September 12, 2009
Microsoft Off The Hook In $358 Million Patent Dispute
A US federal appeals court announced on Friday that Microsoft Corp. will not be required to dole out $358 million to Alcatel-Lucent for alleged patent infringement because of issues with the way the damages were calculated.
The United States Court of Appeals for the Federal Circuit, which has dealt with plenty of patent and trademark cases, agreed that software giant Microsoft had indirectly infringed the patents of French telecoms equipment firm Alcatel, and that the decision was supported by substantial evidence.
However, the court ruled that the damages being sought were not justified and must be retried.
The patent in question involves a method of entering in formation into fields on a computer screen without having to key it in on a keyboard.
Alcatel-Lucent's claim against Microsoft is that the company illegally utilized the patented technology to allow users to enter dates into calendars in its Outlook e-mail program, known as the "Day" patent.
Though Alcatel was initially awarded the $358 million in damages just last year, the award has now been overturned.
In its ruling, the court said, "Because the damages award based on the infringing date-picker feature of Outlook is not supported by substantial evidence and is contrary to the clear weight of the evidence, the damages award must be vacated."
Both companies expressed some measure of happiness with the court's decision, reported Reuters.
"We are pleased that the court vacated the damages award, and we look forward to taking the next step in the judicial process," said Microsoft spokesman Kevin Kutz.

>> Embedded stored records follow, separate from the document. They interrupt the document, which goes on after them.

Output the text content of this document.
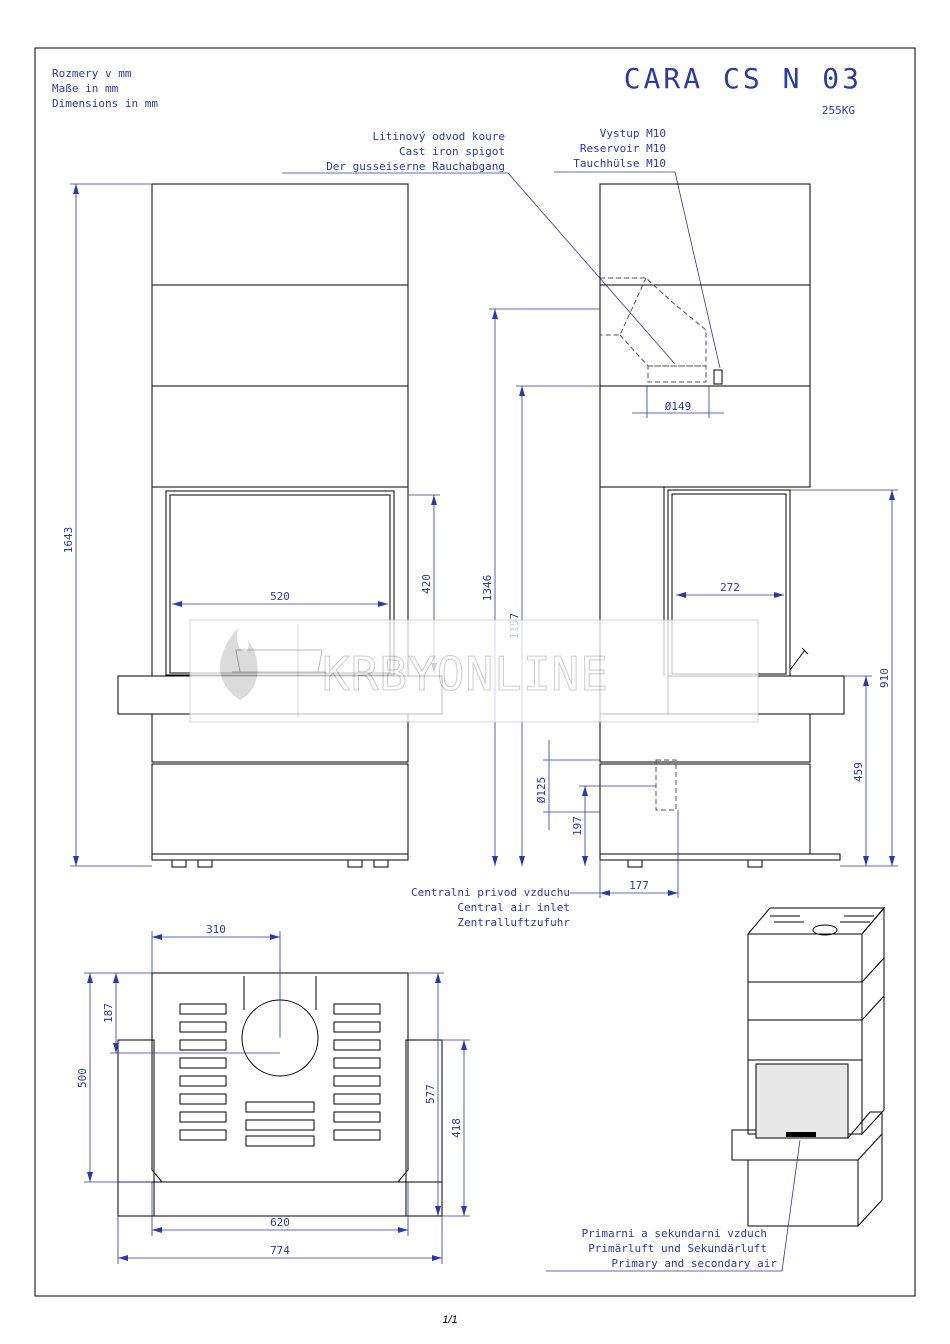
Rozmery v mm
Maße in mm
Dimensions in mm
CARA CS N 03
255KG
Litinový odvod koure
Cast iron spigot
Der gusseiserne Rauchabgang
Vystup M10
Reservoir M10
Tauchhülse M10
1643
420
520	1346
Ø149
272
910
459
Ø125
197
177
Centralni privod vzduchu
Central air inlet
Zentralluftzufuhr
310
187
500
577
418
620
774
Primarni a sekundarni vzduch
Primärluft und Sekundärluft
Primary and secondary air
KRBYONLINE
1/1
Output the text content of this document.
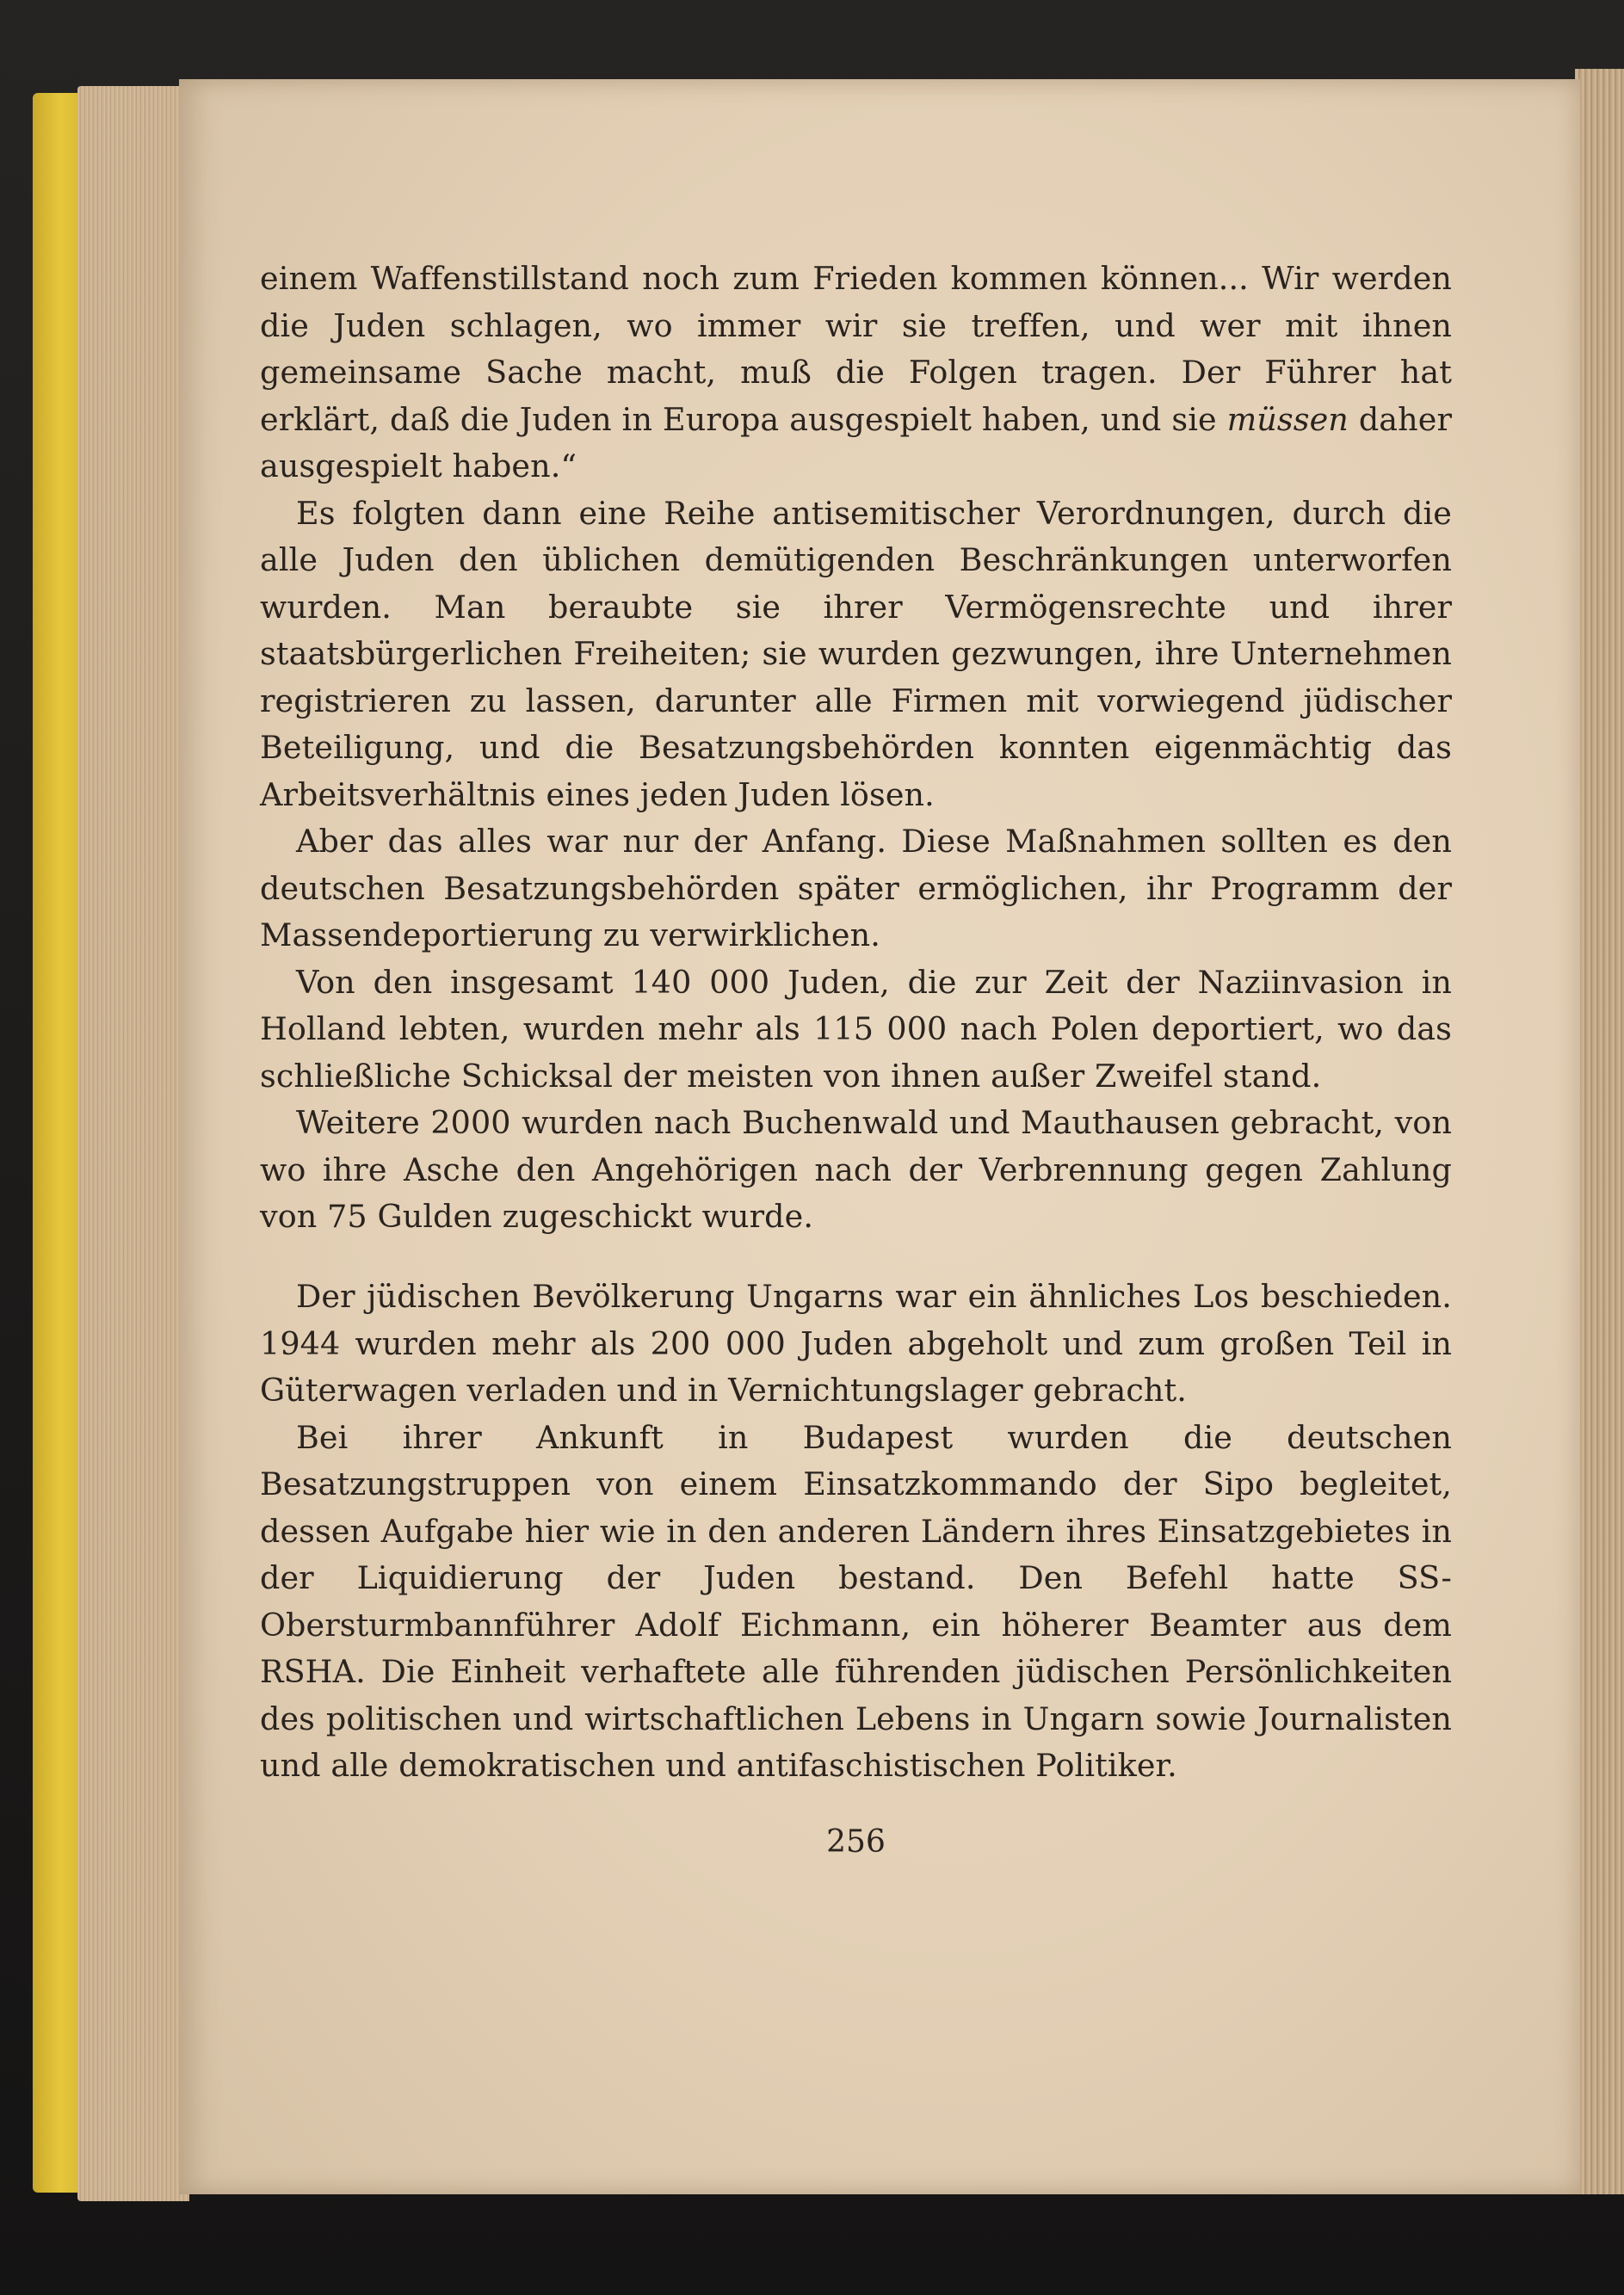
einem Waffenstillstand noch zum Frieden kommen können... Wir werden die Juden schlagen, wo immer wir sie treffen, und wer mit ihnen gemeinsame Sache macht, muß die Folgen tragen. Der Führer hat erklärt, daß die Juden in Europa ausgespielt haben, und sie müssen daher ausgespielt haben.“

Es folgten dann eine Reihe antisemitischer Verordnungen, durch die alle Juden den üblichen demütigenden Beschränkungen unterworfen wurden. Man beraubte sie ihrer Vermögensrechte und ihrer staatsbürgerlichen Freiheiten; sie wurden gezwungen, ihre Unternehmen registrieren zu lassen, darunter alle Firmen mit vorwiegend jüdischer Beteiligung, und die Besatzungsbehörden konnten eigenmächtig das Arbeitsverhältnis eines jeden Juden lösen.

Aber das alles war nur der Anfang. Diese Maßnahmen sollten es den deutschen Besatzungsbehörden später ermöglichen, ihr Programm der Massendeportierung zu verwirklichen.

Von den insgesamt 140 000 Juden, die zur Zeit der Naziinvasion in Holland lebten, wurden mehr als 115 000 nach Polen deportiert, wo das schließliche Schicksal der meisten von ihnen außer Zweifel stand.

Weitere 2000 wurden nach Buchenwald und Mauthausen gebracht, von wo ihre Asche den Angehörigen nach der Verbrennung gegen Zahlung von 75 Gulden zugeschickt wurde.

Der jüdischen Bevölkerung Ungarns war ein ähnliches Los beschieden. 1944 wurden mehr als 200 000 Juden abgeholt und zum großen Teil in Güterwagen verladen und in Vernichtungslager gebracht.

Bei ihrer Ankunft in Budapest wurden die deutschen Besatzungstruppen von einem Einsatzkommando der Sipo begleitet, dessen Aufgabe hier wie in den anderen Ländern ihres Einsatzgebietes in der Liquidierung der Juden bestand. Den Befehl hatte SS-Obersturmbannführer Adolf Eichmann, ein höherer Beamter aus dem RSHA. Die Einheit verhaftete alle führenden jüdischen Persönlichkeiten des politischen und wirtschaftlichen Lebens in Ungarn sowie Journalisten und alle demokratischen und antifaschistischen Politiker.

256
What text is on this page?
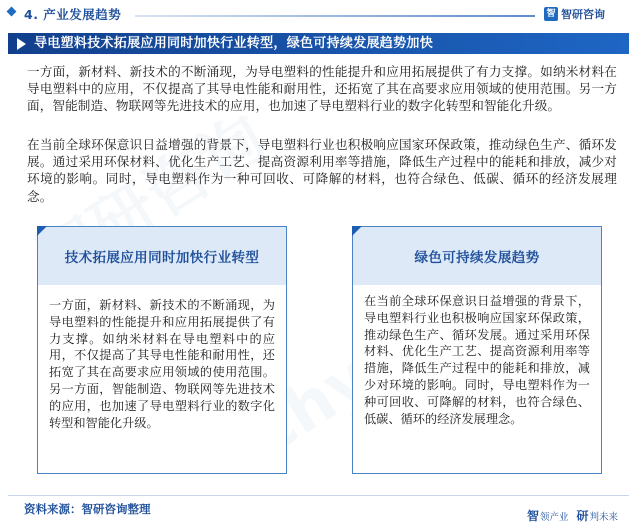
4. 产业发展趋势	智 智研咨询
导电塑料技术拓展应用同时加快行业转型，绿色可持续发展趋势加快

一方面，新材料、新技术的不断涌现，为导电塑料的性能提升和应用拓展提供了有力支撑。如纳米材料在导电塑料中的应用，不仅提高了其导电性能和耐用性，还拓宽了其在高要求应用领域的使用范围。另一方面，智能制造、物联网等先进技术的应用，也加速了导电塑料行业的数字化转型和智能化升级。

在当前全球环保意识日益增强的背景下，导电塑料行业也积极响应国家环保政策，推动绿色生产、循环发展。通过采用环保材料、优化生产工艺、提高资源利用率等措施，降低生产过程中的能耗和排放，减少对环境的影响。同时，导电塑料作为一种可回收、可降解的材料，也符合绿色、低碳、循环的经济发展理念。

技术拓展应用同时加快行业转型

一方面，新材料、新技术的不断涌现，为导电塑料的性能提升和应用拓展提供了有力支撑。如纳米材料在导电塑料中的应用，不仅提高了其导电性能和耐用性，还拓宽了其在高要求应用领域的使用范围。另一方面，智能制造、物联网等先进技术的应用，也加速了导电塑料行业的数字化转型和智能化升级。

绿色可持续发展趋势

在当前全球环保意识日益增强的背景下，导电塑料行业也积极响应国家环保政策，推动绿色生产、循环发展。通过采用环保材料、优化生产工艺、提高资源利用率等措施，降低生产过程中的能耗和排放，减少对环境的影响。同时，导电塑料作为一种可回收、可降解的材料，也符合绿色、低碳、循环的经济发展理念。

资料来源：智研咨询整理	智 领产业 研 判未来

From the other side, an Alcatel-Lucent spokeswoman said, "While we are disappointed that the Court did not affirm the jury's decision on damages, we look forward to an upcoming proceeding to determine the compensation to which Alcatel-Lucent is entitled based on the Court's finding that Microsoft did use our patented invention."
This patent suit is the latest of six proceeding from claims that Lucent Technologies Inc. filed in 2003 against PC makers Gateway Inc. and Dell Inc. over technology created by Lucent's research division Bell Labs.
Microsoft later joined the growing list of defendants, engaging in a very large, long-term, multi-billion dollar dispute with Alcatel-Lucent over the "Day" patent. The rest of the litigation was resolved last December.
Microsoft shares dropped 5 cents at $24.95 on Nasdaq, while Alcatel-Lucent shares increased by 4.9 percent to $4.03 dollars (2.758 euros) in Paris.